Beware of chat before a big game!

Category: Tech — @ 7:08 am

Life online sometimes is productive of very funny and strange things because it is so easy to fake and feign things like identity. And this story about a prank, code named victoria, is perhaps one of the finest examples of the great gulf that exists between one person and the other online, a gulf that is productive of deception. Of course, deception is not unique to packets and bytes. But packets and bytes are a channel that can augment the chances for such deception. The post is written my the eminent security expert and writer, Bruce Schneier who ends with this amusing assessment:

Security morals? First, this is the cleverest social engineering attack I’ve read about in a long time. Second, authentication is hard in little text windows — but it’s no less important. (Although even if this were a real co-ed recruited for the ruse, authentication wouldn’t have helped.) And third, you can hoodwink college basketball players if you get them thinking with their hormones.

Finally, make sure to check out the picture that captures the fleeting but very real moment when the player under the prank attack understood
that he was the target of a prankish joke , meant to disarm him and this game!

For those who know of this world of faceless chat, you may want to check out The Parlor. I use it for teaching and now it is there for viewing on google video.

3 Comments »

  1. Brilliant. I had missed this one. Its a wonderful example of how easy it is to exploit structural assumptions about presence and identity in technologically mediated conversations. Especially since, according to the article, there was no single “Victoria.” The response to the discovery is right out of Freud’s “The Uncanny.”

    - Matt

    Comment by Matt Bernius — March 22, 2006 @ 3:11 pm

  2. Hey Matt

    I have not read The Uncanny.

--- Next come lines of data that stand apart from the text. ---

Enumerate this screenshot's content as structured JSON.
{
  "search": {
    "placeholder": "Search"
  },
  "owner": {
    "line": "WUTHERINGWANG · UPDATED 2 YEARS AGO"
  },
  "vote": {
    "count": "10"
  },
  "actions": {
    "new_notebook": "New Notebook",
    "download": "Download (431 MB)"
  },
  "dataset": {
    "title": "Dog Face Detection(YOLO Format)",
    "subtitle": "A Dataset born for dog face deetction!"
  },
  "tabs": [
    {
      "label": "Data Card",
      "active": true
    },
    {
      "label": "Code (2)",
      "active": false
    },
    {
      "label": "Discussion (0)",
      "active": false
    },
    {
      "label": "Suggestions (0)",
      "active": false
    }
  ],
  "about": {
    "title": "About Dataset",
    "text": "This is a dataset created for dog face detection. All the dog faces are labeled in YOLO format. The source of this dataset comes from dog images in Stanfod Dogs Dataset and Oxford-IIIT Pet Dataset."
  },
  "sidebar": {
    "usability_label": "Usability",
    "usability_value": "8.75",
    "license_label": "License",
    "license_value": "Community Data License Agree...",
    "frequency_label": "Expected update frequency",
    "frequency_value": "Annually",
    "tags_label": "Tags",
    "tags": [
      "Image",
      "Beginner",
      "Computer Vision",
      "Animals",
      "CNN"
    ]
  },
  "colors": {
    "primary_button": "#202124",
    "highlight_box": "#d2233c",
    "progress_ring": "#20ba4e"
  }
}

In what way is it right out there? Would love to hear more.

    b

    Comment by sato — March 23, 2006 @ 7:58 am

  3. Freud characterizes the uncanny as the feeling of distress and unease that occurs when the seemingly familiar becomes unfamiliar and the hidden comes to light. Though, for Freud, it usually takes place when the boundaries between what is real and what is imagined blur, I think it can be a useful model to approach these types of situations. In my work I’ve applied it to the moment where someone realizes that the human interlocutor that they’ve been interacting with is a bot. It seems like it’s an easy step to apply it to this case. Perhaps even more so because so many silo’d walls and relations (worlds even) suddenly collapsed and inverted for that player.